William Osborne says
To riff on the idea, we could define it as culture through a form of geographic laparoscopy. The technology probes, examines, and even excises — similar to the way drones are used for spying and assassinations. Would this technological panopticon be presence, or only a simulation of presence? Would it reduce life and being to video images that could easily merge with the simulated (and often murderous) realities of our video games? And from a gendered viewpoint, would this form of peeping and probing represent yet another aspect of the masculinist nature of most technology?
That’s the negative side, but I could also envision the technology used in hospitals, for example, where it would represent a form of caring.
Michael WIlkerson says
What’s the over-under on how many years until the in-person audience for the performing arts becomes the webcast equivalent of the “studio audience” for Oprah or Letterman? Already here in southern Indiana one can see the Met perform Otello at the local movie theater. Not too many years from now, we’ll all be watching the arts in our home theater environments instead of going there live. There will be mega-organizations that will be the equivalent of NFL teams, while the local, more amateur orgs fill in the niche of playing to live audiences.
We’re getting there faster than we want to believe.
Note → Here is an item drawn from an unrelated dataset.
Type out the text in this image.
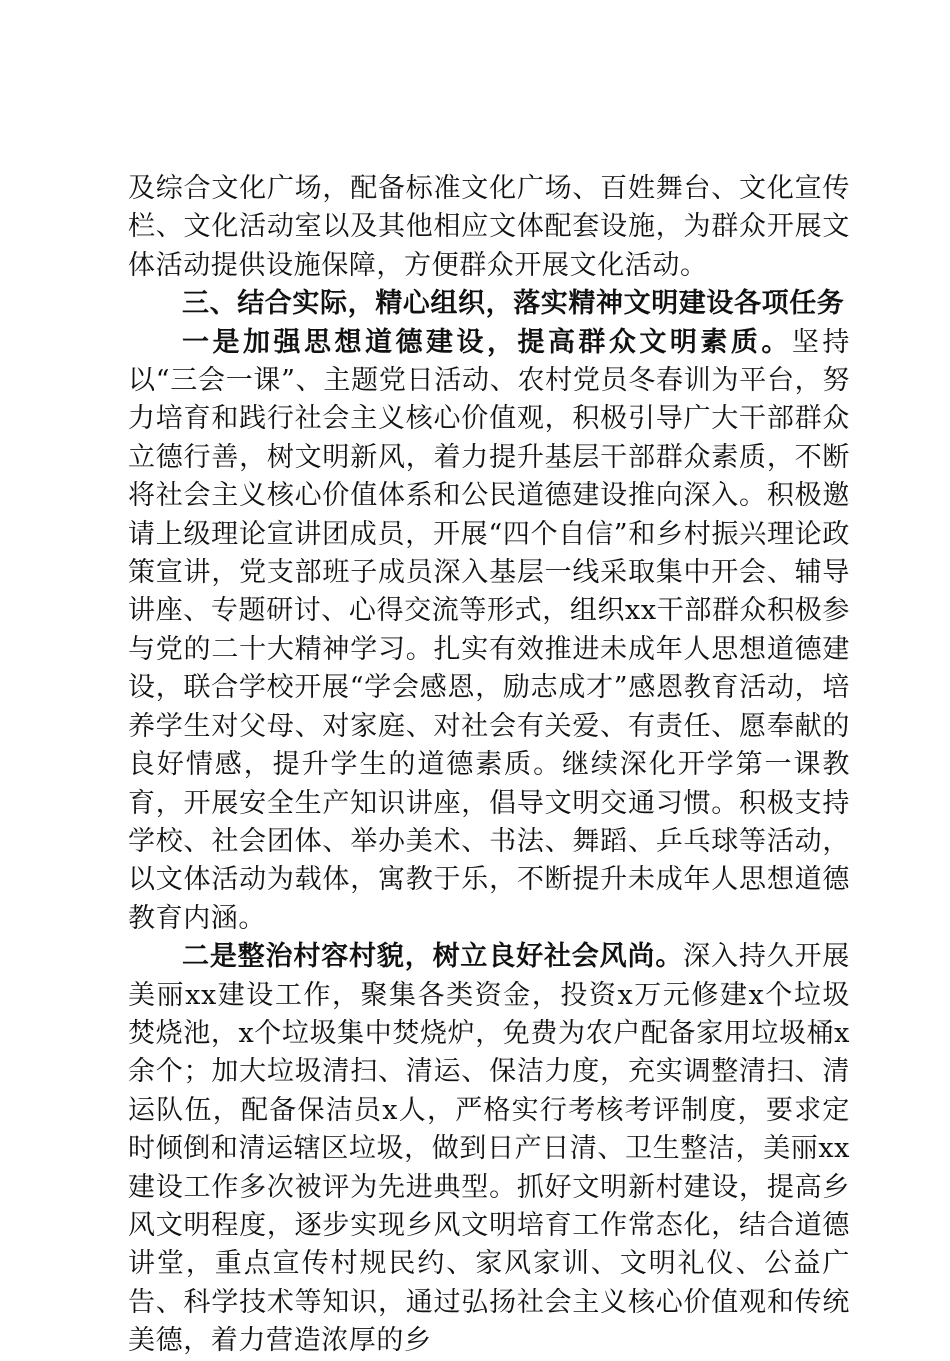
及综合文化广场，配备标准文化广场、百姓舞台、文化宣传栏、文化活动室以及其他相应文体配套设施，为群众开展文体活动提供设施保障，方便群众开展文化活动。

三、结合实际，精心组织，落实精神文明建设各项任务

一是加强思想道德建设，提高群众文明素质。坚持以“三会一课”、主题党日活动、农村党员冬春训为平台，努力培育和践行社会主义核心价值观，积极引导广大干部群众立德行善，树文明新风，着力提升基层干部群众素质，不断将社会主义核心价值体系和公民道德建设推向深入。积极邀请上级理论宣讲团成员，开展“四个自信”和乡村振兴理论政策宣讲，党支部班子成员深入基层一线采取集中开会、辅导讲座、专题研讨、心得交流等形式，组织xx干部群众积极参与党的二十大精神学习。扎实有效推进未成年人思想道德建设，联合学校开展“学会感恩，励志成才”感恩教育活动，培养学生对父母、对家庭、对社会有关爱、有责任、愿奉献的良好情感，提升学生的道德素质。继续深化开学第一课教育，开展安全生产知识讲座，倡导文明交通习惯。积极支持学校、社会团体、举办美术、书法、舞蹈、乒乓球等活动，以文体活动为载体，寓教于乐，不断提升未成年人思想道德教育内涵。

二是整治村容村貌，树立良好社会风尚。深入持久开展美丽xx建设工作，聚集各类资金，投资x万元修建x个垃圾焚烧池，x个垃圾集中焚烧炉，免费为农户配备家用垃圾桶x余个；加大垃圾清扫、清运、保洁力度，充实调整清扫、清运队伍，配备保洁员x人，严格实行考核考评制度，要求定时倾倒和清运辖区垃圾，做到日产日清、卫生整洁，美丽xx建设工作多次被评为先进典型。抓好文明新村建设，提高乡风文明程度，逐步实现乡风文明培育工作常态化，结合道德讲堂，重点宣传村规民约、家风家训、文明礼仪、公益广告、科学技术等知识，通过弘扬社会主义核心价值观和传统美德，着力营造浓厚的乡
TV ratings: how is that for “metrics?”
mw
Brian W. Scott says
Live theatre is a collective experience, not just a voyeuristic activity. There is anticipation, sharing, the hubub of the front of house, the lights going down, the hush – the lounge bar, all fit into an experience of uniqueness and empathy not held up through technology. It is hard to top and we weeken the experience through alternatives.
Michael Wilkerson says
Brian, No one is saying that the future scenario I’m describing is all great. College football is a collective experience, too — the pregame, the bands, the noise, the camaraderie with the people in your section, the spontaneous excitement, etc. But it’s also really good on TV, too.